Le ministre burkinabé de la Sécurité a précisé que l'affaire était, désormais, entre les mains de la justice. Les huit employés sont accusés d'espionnage et de trahison.
Inso rejette ces accusations
Joints par la DW, ni Inso, ni aucune autre agence humanitaire n'ont pour l'instant souhaité s'exprimer sur la question. Le sujet est très sensible estiment nos interlocuteurs.
Mais, dans une déclaration publiée sur son site internet, Inso rejette ces accusations d'espionnage et se dit déterminée à obtenir la libération de tous ses employés arrêtés.
L'ONG précise qu'elle est spécialisée dans la collecte d'informations de terrain pour appuyer les humanitaires.
"À ce titre, nous collectons, analysons et diffusons des informations aux acteurs humanitaires. Ceci est fait exclusivement dans le but de protéger les humanitaires. Les informations que nous collectons ne sont pas confidentielles et sont largement connues du public", dit Inso."Les autorités burkinabè étaient, et restent, pleinement informées de nos activités et de notre mandat. Nous opérons au Burkina Faso depuis 2019, suite à des demandes de soutien aux ONG présentes dans le pays. Associer notre travail de renforcement de la sécurité des humanitaires à des activités de renseignement est non seulement faux, mais ne fera qu'accroître les risques pour les travailleurs humanitaires", ajoute par ailleurs l'ONG.

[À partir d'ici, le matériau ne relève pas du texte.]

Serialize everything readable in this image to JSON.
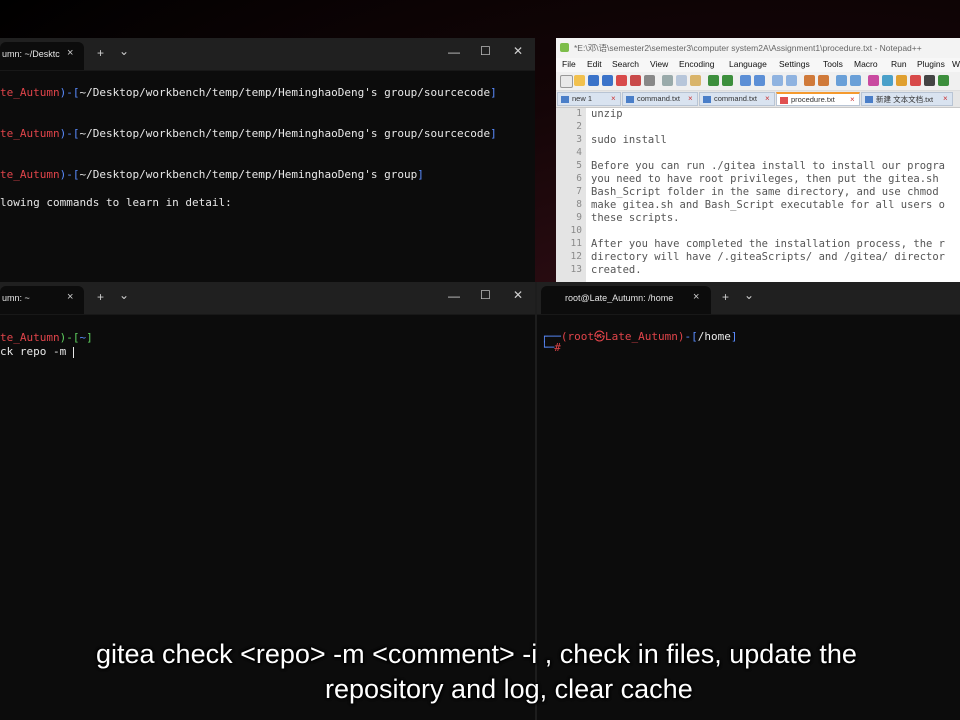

Des dizaines d'ONG dans le viseur du pouvoir militaire
L'arrestation des huit membres d'Inso marque un nouvel épisode dans la politique de fermeté du régime militaire envers les acteurs étrangers opérant sur son territoire.
Entre juin et juillet dernier, les autorités burkinabè ont révoqué l'autorisation d'exercer de 21 ONG et suspendu dix autres associations pour une durée de trois mois.
En août, c'est la coordinatrice résidente de l'Onu, la Mauricienne Carol Flore-Smereczniak, qui était déclarée "persona non grata" pour sa "responsabilité" dans un rapport jugé accablant pour l'armée accusée de "violences contre des enfants".